Session Chair: Lance Snead, Stony Brook University; Jason Trelewicz, Stony Brook University


2:00 PM  Invited
High-performance Superconductors for High Field Magnets for Compact Fusion: Venkat Selvamanickam1; 1University of Houston
    Several projects have been initiated on compact fusion based on superconducting magnets that operate in ultra-high magnetic fields. The enabling technology for these magnets is RE-Ba-Cu-O (REBCO, RE=rare-earth) superconductor tapes. While REBCO superconductors are being manufactured for prototype compact fusion systems, significant cost reduction is needed for future full-scale systems. Our goal is to reduce the cost to $10/kA-m by increasing the critical current at 20K, 20T by 10x and reducing the unit cost 3x. Our approach is through an advanced metal organic chemical vapor deposition (MOCVD) process developed at the University of Houston. This process has been used to fabricate REBCO tapes with 5 µm thick films which is not feasible by conventional processes.
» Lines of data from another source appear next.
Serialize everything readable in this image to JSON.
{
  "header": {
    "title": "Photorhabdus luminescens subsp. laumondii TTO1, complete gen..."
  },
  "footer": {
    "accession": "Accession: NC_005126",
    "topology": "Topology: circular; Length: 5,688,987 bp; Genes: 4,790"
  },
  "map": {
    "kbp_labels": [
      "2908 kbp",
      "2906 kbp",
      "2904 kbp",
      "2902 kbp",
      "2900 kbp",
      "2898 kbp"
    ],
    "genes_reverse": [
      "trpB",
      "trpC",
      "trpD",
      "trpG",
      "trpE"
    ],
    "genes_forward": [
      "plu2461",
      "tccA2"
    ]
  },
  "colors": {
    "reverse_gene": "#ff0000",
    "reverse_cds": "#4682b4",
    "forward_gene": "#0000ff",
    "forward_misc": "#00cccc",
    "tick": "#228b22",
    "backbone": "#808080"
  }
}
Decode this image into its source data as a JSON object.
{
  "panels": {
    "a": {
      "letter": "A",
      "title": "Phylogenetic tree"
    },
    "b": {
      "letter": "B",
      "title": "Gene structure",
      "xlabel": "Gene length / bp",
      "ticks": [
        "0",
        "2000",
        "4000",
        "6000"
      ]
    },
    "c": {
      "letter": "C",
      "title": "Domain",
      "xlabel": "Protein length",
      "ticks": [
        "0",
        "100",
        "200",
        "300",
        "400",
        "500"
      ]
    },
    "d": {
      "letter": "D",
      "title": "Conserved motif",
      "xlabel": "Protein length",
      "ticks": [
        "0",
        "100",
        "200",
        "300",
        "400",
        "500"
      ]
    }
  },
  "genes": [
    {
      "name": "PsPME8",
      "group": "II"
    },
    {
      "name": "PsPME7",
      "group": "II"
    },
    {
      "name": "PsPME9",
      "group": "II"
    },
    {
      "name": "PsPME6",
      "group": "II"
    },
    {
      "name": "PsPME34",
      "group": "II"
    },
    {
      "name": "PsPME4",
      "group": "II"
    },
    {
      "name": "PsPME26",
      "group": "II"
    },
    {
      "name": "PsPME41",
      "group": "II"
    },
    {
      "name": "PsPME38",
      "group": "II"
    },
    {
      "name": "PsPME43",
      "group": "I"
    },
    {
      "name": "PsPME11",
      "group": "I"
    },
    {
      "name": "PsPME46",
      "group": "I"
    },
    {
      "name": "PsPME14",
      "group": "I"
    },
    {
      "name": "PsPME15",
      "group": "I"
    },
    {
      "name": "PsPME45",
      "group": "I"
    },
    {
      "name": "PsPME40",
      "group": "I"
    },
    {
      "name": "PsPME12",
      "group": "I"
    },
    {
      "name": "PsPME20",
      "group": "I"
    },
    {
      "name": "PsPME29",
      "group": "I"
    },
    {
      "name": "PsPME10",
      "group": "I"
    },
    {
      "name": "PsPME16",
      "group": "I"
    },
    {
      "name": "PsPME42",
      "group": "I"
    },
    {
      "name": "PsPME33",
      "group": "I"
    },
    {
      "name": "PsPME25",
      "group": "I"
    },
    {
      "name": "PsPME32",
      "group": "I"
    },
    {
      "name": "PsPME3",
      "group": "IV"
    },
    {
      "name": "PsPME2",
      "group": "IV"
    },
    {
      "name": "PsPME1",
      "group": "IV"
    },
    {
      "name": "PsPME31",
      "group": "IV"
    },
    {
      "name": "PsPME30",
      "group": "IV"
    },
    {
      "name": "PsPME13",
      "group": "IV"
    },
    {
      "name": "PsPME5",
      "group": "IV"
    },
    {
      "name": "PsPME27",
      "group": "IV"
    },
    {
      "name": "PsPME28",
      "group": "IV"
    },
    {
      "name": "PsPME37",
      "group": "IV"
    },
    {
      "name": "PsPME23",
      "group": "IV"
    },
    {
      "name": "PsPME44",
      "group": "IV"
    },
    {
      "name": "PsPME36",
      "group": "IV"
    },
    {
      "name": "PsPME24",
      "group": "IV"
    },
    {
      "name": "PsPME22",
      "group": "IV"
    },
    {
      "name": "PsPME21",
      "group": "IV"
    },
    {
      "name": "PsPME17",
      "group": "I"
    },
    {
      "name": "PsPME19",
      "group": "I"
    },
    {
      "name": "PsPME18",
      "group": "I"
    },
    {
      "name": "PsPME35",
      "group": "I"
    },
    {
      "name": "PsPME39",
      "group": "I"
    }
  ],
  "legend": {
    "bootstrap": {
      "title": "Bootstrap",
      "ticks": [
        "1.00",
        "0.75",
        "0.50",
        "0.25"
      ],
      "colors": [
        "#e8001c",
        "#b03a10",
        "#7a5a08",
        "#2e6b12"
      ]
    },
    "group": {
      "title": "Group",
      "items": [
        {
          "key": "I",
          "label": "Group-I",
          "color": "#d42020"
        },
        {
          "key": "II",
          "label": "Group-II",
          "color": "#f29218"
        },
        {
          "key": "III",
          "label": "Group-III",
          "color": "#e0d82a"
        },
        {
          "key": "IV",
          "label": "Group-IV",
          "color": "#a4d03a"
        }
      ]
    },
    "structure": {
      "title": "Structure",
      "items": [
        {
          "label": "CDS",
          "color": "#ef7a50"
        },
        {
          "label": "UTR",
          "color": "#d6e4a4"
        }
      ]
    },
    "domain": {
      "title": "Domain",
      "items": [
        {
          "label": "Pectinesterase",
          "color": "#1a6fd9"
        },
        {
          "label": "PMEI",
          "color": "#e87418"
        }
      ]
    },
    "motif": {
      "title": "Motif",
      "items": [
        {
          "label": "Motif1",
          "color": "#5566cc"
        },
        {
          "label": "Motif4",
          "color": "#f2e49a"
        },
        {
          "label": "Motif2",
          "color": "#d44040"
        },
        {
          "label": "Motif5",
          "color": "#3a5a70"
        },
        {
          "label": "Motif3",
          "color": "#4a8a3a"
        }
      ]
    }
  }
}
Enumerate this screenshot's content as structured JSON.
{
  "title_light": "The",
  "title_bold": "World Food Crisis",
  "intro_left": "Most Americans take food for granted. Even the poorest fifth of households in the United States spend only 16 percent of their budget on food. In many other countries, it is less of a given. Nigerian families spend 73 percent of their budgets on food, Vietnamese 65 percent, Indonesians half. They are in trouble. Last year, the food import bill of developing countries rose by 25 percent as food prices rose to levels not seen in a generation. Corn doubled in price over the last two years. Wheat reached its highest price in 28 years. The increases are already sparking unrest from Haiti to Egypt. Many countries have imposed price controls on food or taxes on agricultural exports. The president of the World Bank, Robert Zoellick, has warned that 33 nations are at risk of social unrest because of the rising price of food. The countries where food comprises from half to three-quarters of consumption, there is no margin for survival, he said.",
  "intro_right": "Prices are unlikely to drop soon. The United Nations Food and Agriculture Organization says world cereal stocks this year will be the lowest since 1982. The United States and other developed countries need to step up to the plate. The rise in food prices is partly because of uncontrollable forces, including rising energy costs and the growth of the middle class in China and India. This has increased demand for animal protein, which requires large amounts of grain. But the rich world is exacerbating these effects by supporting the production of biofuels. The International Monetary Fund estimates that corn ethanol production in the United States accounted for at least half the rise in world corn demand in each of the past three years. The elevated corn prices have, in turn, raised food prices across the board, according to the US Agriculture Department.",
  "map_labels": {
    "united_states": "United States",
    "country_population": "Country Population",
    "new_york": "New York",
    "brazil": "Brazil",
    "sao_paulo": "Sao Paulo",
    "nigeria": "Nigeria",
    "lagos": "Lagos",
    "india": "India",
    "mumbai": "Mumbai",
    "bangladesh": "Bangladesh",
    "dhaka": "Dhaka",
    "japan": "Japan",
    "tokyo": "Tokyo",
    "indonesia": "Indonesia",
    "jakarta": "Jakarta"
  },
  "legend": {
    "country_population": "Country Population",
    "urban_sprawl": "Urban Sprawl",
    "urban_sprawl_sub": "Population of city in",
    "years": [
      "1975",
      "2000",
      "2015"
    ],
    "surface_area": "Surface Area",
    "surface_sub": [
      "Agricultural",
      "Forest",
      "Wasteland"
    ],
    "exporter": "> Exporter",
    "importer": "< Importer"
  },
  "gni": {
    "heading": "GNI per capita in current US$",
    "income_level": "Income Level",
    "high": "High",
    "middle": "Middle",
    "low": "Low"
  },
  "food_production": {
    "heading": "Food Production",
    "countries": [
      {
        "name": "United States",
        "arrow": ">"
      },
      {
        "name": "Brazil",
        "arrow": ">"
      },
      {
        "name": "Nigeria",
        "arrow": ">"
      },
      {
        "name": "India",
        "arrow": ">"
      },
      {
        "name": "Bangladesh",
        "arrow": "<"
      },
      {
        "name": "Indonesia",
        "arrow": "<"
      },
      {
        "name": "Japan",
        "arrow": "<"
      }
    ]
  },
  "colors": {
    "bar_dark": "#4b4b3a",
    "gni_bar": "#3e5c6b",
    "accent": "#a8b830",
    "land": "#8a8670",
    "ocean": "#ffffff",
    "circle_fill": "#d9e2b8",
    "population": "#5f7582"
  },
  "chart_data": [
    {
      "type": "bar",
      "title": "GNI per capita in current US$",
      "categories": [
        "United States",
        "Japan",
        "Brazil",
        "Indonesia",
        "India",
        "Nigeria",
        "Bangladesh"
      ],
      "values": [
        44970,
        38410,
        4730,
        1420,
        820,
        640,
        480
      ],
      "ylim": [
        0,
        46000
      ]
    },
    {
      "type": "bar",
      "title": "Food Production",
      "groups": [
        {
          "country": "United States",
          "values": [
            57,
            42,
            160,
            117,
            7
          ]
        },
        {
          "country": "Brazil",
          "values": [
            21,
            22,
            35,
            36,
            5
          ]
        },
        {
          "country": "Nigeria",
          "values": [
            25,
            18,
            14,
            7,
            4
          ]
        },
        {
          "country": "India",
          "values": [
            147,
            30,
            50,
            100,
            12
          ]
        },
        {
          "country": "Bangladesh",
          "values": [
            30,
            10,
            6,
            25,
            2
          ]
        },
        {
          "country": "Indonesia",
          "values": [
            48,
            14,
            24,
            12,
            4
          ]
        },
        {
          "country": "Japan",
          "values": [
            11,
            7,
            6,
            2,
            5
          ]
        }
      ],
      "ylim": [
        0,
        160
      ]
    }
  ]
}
Additionally, through nanoscale defect engineering, we have demonstrated critical current 5x than that of commercial tapes in high magnetic fields at low temperatures. Recent progress in this project will be discussed in this presentation.

2:30 PM  Cancelled
Radiation Effects and Thermal Stability in Ferritic Steels and High Entropy Alloys: Eda Aydogan1; Osman El-Atwani2; Koray Iroc1; Stuart Maloy2; Eren Kalay1; 1Middle East Technical University; 2Los Alamos National Laboratory
    There is a worldwide need of nuclear energy due to the increase in the world’s population and the desire to reduce greenhouse gasses from burning of fossil fuels. However, nuclear energy systems operate under high temperatures and stresses, chemically corrosive environments, and high neutron fluxes. Engineered ferritic alloys are one of the best materials for high temperature and extreme radiation environments. Moreover, new material system of refractory high entropy alloys (RHEAs) have demonstrated great promise. In this study, thermal stability and radiation resistance of nanostructured ferritic alloy (NFA), 14YWT, produced by powder metallurgy methods and TiZrHfNbTa RHEAs produced by vacuum arc melting and additive manufacturing techniques have been investigated. Recently, we have shown that NFAs and RHEAs are extremely stable up to >1000 ⁰C and they show almost zero swelling under high dose irradiation.

2:50 PM  Invited
Composite Shielding for Advanced Fusion Systems: Lance Snead1; Steven Zinkle2; Jason Trelewicz1; Ethan Peterson3; David Sprouster1; Bin Cheng1; 1Stony Brook University; 2University of Tennessee, Knoxville; 3MIT
    With significant improvement in High Temperature Superconductors (HTS), a number of projects are adopting HTS technology for compact fusion systems. While HTS irradiation tolerance is unclear, the lack of available space for shielding in compact fusion machines threatens the attractiveness of HTS. Current shield solutions use combinations of high-Z, low-Z, and absorbing materials such as W, H2O, and 10B. Unfortunately, as H2O is avoided for compact reactors and B-compounds suffer from irradiation instability and burnout, there are currently no hi-performance shielding materials to enable the potential performance of HTS technology. This presentation will review a relatively new ARPA-E program aimed at developing specifically engineered metal-matrix and ceramic-matrix composite shielding. These composites are notable insofar as they possess hydrogen densities similar to water through entrainment of neutron-absorbing hydrides. Shield effectiveness, implied stability, and the processing routes to entrain the relatively volatile hydrides in low-diffusivity metal and ceramic matrices will be reviewed.